In recent years supply chains have become increasingly interconnected, creating both challenges and opportunities for change. While digitalisation has made our supply chains ‘smarter’, it’s also created new vulnerabilities to disruption for the industry, both in the physical and digital realms.
Cybersecurity is just one example. The ransomware attack on supply chain management specialist Blue Yonder in November provided clear evidence of the disruption such incidents can cause, with an attack on the company’s managed services environment causing delays to a number of grocery and retail stores in the UK, leaving retailers struggling to pay staff and manage their schedules on time.
Such incidents show just how important scenario planning can be to avert these crises. If plans to mitigate potential impacts are not mapped out in advance, these events have the potential to completely halt production and impact business revenues. Data is absolutely pivotal to the efficiency and efficacy of today’s supply chains, but incidents such as the above show supply chain data currently isn’t being safeguarded effectively, or optimised to circumvent real-world disruption.
That being said, many businesses are beginning to explore new technologies and techniques to improve resilience across their supply chains.
Supply chain data is being restricted
It’s no secret that the supply chain is a high-stakes, inherently complex industry. It’s made up of producers, warehouses, transport, distribution ports, and stores worldwide. If one blockage or breakdown takes place anywhere it can topple the entire system, meaning visibility is key to preventing knock-on effects.
However, extracting valuable insights from supply chain data in raw form can be difficult. Traditional data models struggle to analyse complex data due to their file-like structure; they predominantly consist of a rigid format of tables, rows, and columns that doesn’t capture the intricate connections between different sets of data.
The invisible string in the supply chain made visible
Unlike these legacy models, graph databases are uniquely structured using ‘nodes’ and ‘edges’. ‘Nodes’ are used to represent a person, a product, a place, or an existing entity in a graph, and ‘edges’ represent the relationship between two nodes – i.e. how they are connected to one another. These fundamental properties are invaluable for supply chain professionals looking to visualise their supply chain as the network that it is, in a digital form.
If a supply chain organisation wanted to optimise transportation, for example, they could create a node to represent each wholesaler and connected retailer, and then use an edge to show the distances between them and run the appropriate query, or request, in the model. The resulting output should highlight for the analyst what, in practice, should be the ‘best’ – fastest and cheapest – supplier from which goods can be transported ready for purchasing.
Understanding the relationship between two different entities ahead of time can be immensely useful in the event of unexpected disruption. Take the crisis in the Red Sea for instance, where shipping companies are enduring rocketing shipping costs and product delivery delays as a result of rebel attacks. Using graph technology in this way could allow those managing supply chains to pinpoint efficient alternative routes or solutions to get goods to suppliers, increasing resilience and minimising disruption.

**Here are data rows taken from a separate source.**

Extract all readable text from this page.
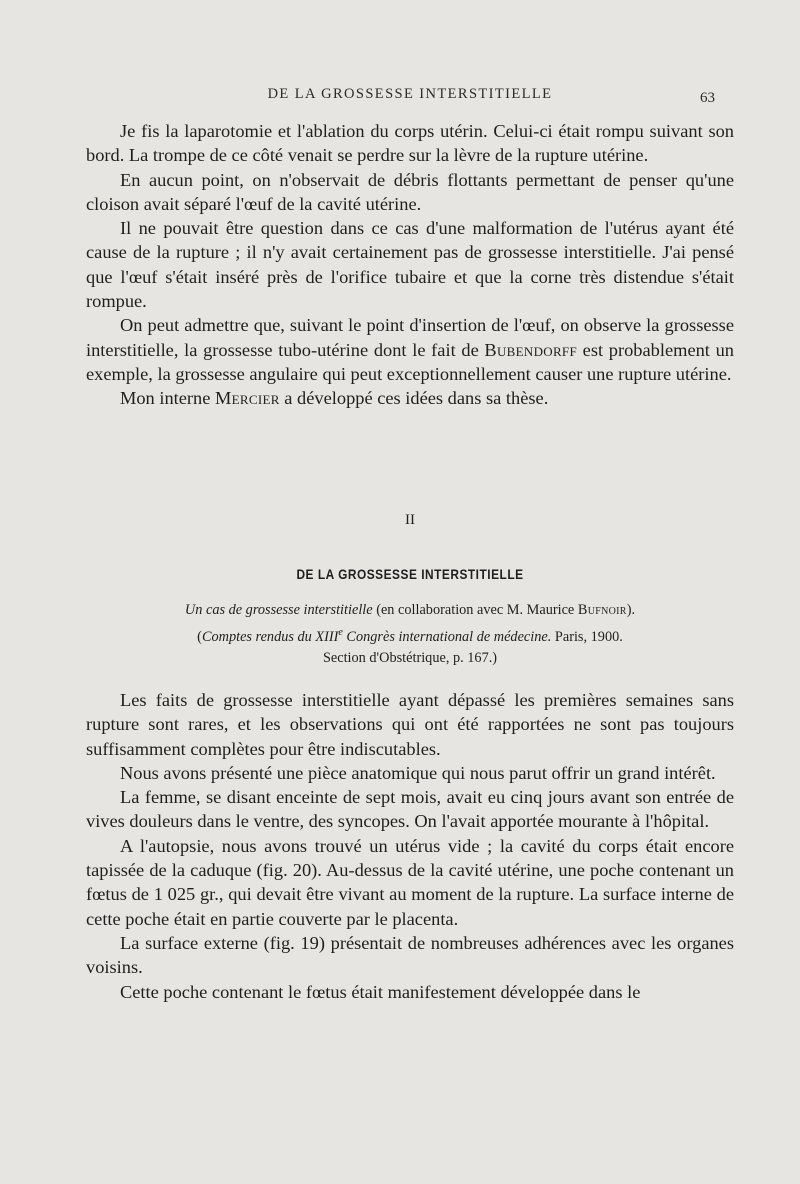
DE LA GROSSESSE INTERSTITIELLE	63

Je fis la laparotomie et l'ablation du corps utérin. Celui-ci était rompu suivant son bord. La trompe de ce côté venait se perdre sur la lèvre de la rupture utérine.

En aucun point, on n'observait de débris flottants permettant de penser qu'une cloison avait séparé l'œuf de la cavité utérine.

Il ne pouvait être question dans ce cas d'une malformation de l'utérus ayant été cause de la rupture ; il n'y avait certainement pas de grossesse interstitielle. J'ai pensé que l'œuf s'était inséré près de l'orifice tubaire et que la corne très distendue s'était rompue.

On peut admettre que, suivant le point d'insertion de l'œuf, on observe la grossesse interstitielle, la grossesse tubo-utérine dont le fait de Bubendorff est probablement un exemple, la grossesse angulaire qui peut exceptionnellement causer une rupture utérine.

Mon interne Mercier a développé ces idées dans sa thèse.

II
DE LA GROSSESSE INTERSTITIELLE
Un cas de grossesse interstitielle (en collaboration avec M. Maurice Bufnoir).
(Comptes rendus du XIIIe Congrès international de médecine. Paris, 1900.
Section d'Obstétrique, p. 167.)

Les faits de grossesse interstitielle ayant dépassé les premières semaines sans rupture sont rares, et les observations qui ont été rapportées ne sont pas toujours suffisamment complètes pour être indiscutables.

Nous avons présenté une pièce anatomique qui nous parut offrir un grand intérêt.

La femme, se disant enceinte de sept mois, avait eu cinq jours avant son entrée de vives douleurs dans le ventre, des syncopes. On l'avait apportée mourante à l'hôpital.

A l'autopsie, nous avons trouvé un utérus vide ; la cavité du corps était encore tapissée de la caduque (fig. 20). Au-dessus de la cavité utérine, une poche contenant un fœtus de 1 025 gr., qui devait être vivant au moment de la rupture. La surface interne de cette poche était en partie couverte par le placenta.

La surface externe (fig. 19) présentait de nombreuses adhérences avec les organes voisins.

Cette poche contenant le fœtus était manifestement développée dans le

It’s those edges linking each entity that make graph database technology a powerful tool for revealing insights – particularly in supply chains, which are graph-like networked structures, made up of a myriad of connections, after all. It’s a stark contrast with older, more rigid data models, where these relationships are much harder to uncover due to the way the data is structured.
Digital twins for combating cyber risks
Supply chain resilience isn’t purely about the physical realm, though. Incidents such as the cyber attack on Blue Yonder can have a huge impact on digital operations, and many organisations are exploring digital twin technology as a tool to combat attacks – from before they begin, through to post-incident analysis.

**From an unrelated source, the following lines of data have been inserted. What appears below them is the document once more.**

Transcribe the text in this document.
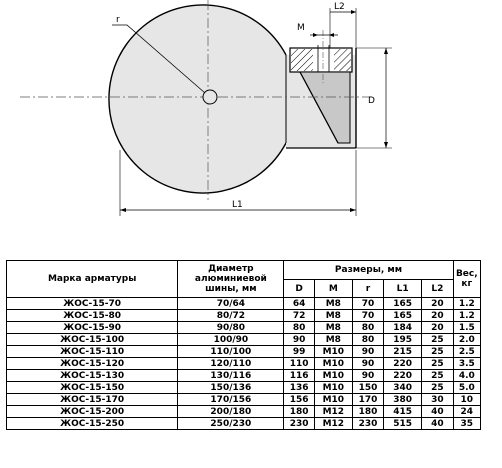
r
M
L2
D
L1
Марка арматуры	Диаметр алюминиевой шины, мм	Размеры, мм					Вес, кг
		D	M	r	L1	L2	
ЖОС-15-70	70/64	64	M8	70	165	20	1.2
ЖОС-15-80	80/72	72	M8	70	165	20	1.2
ЖОС-15-90	90/80	80	M8	80	184	20	1.5
ЖОС-15-100	100/90	90	M8	80	195	25	2.0
ЖОС-15-110	110/100	99	M10	90	215	25	2.5
ЖОС-15-120	120/110	110	M10	90	220	25	3.5
ЖОС-15-130	130/116	116	M10	90	220	25	4.0
ЖОС-15-150	150/136	136	M10	150	340	25	5.0
ЖОС-15-170	170/156	156	M10	170	380	30	10
ЖОС-15-200	200/180	180	M12	180	415	40	24
ЖОС-15-250	250/230	230	M12	230	515	40	35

They’re doing so by creating virtual replicas of supply chains in what are called ‘knowledge graphs’ to test different scenarios and generate multiple outcomes of cybersecurity risks. In essence, this means a connected, virtual model of their supply chain is made available, in which companies gain a holistic, granular picture of a network: which systems connect to which systems, users and the groups they belong to, what permissions are given to members of the groups, and so on. The digital twin then becomes more accurate over time as details of recurring or interconnected events are captured, allowing cybersecurity and supply chain analysts to take faster and more effective action in the present, and inform how they respond in the future.
When those connections are made visible to cybersecurity analysts, it’s easier to identify where the greatest vulnerabilities impacting critical resources lie, and potential attack paths to those resources. Plus, they can also predict which attacks are the most likely to succeed by attaching the probabilities to each of those pathways, allowing them to bolster security accordingly.
That knowledge is immensely valuable because it clearly signposts when organisations need to map out other viable routes, transit times, and cost implications. The combination of cybersecurity modelling and supply chain optimisation becomes an impactful formula for organisations to stay ahead of curve balls in the real world and re-prioritise resources in quicker succession.
How the evolution of graph databases is mitigating against cyber threats
The complex web that is the global supply chain is constantly under threat, but organisations can become more resilient by tapping into the power of graph databases.
It’s the relationships in supply chain data that reveal the most efficient ways of rebounding from unforeseen incidents that would otherwise be detrimental to business. In both the real and the digital world that deeper understanding of complex networks, and their level of resilience, is what can truly set organisations apart.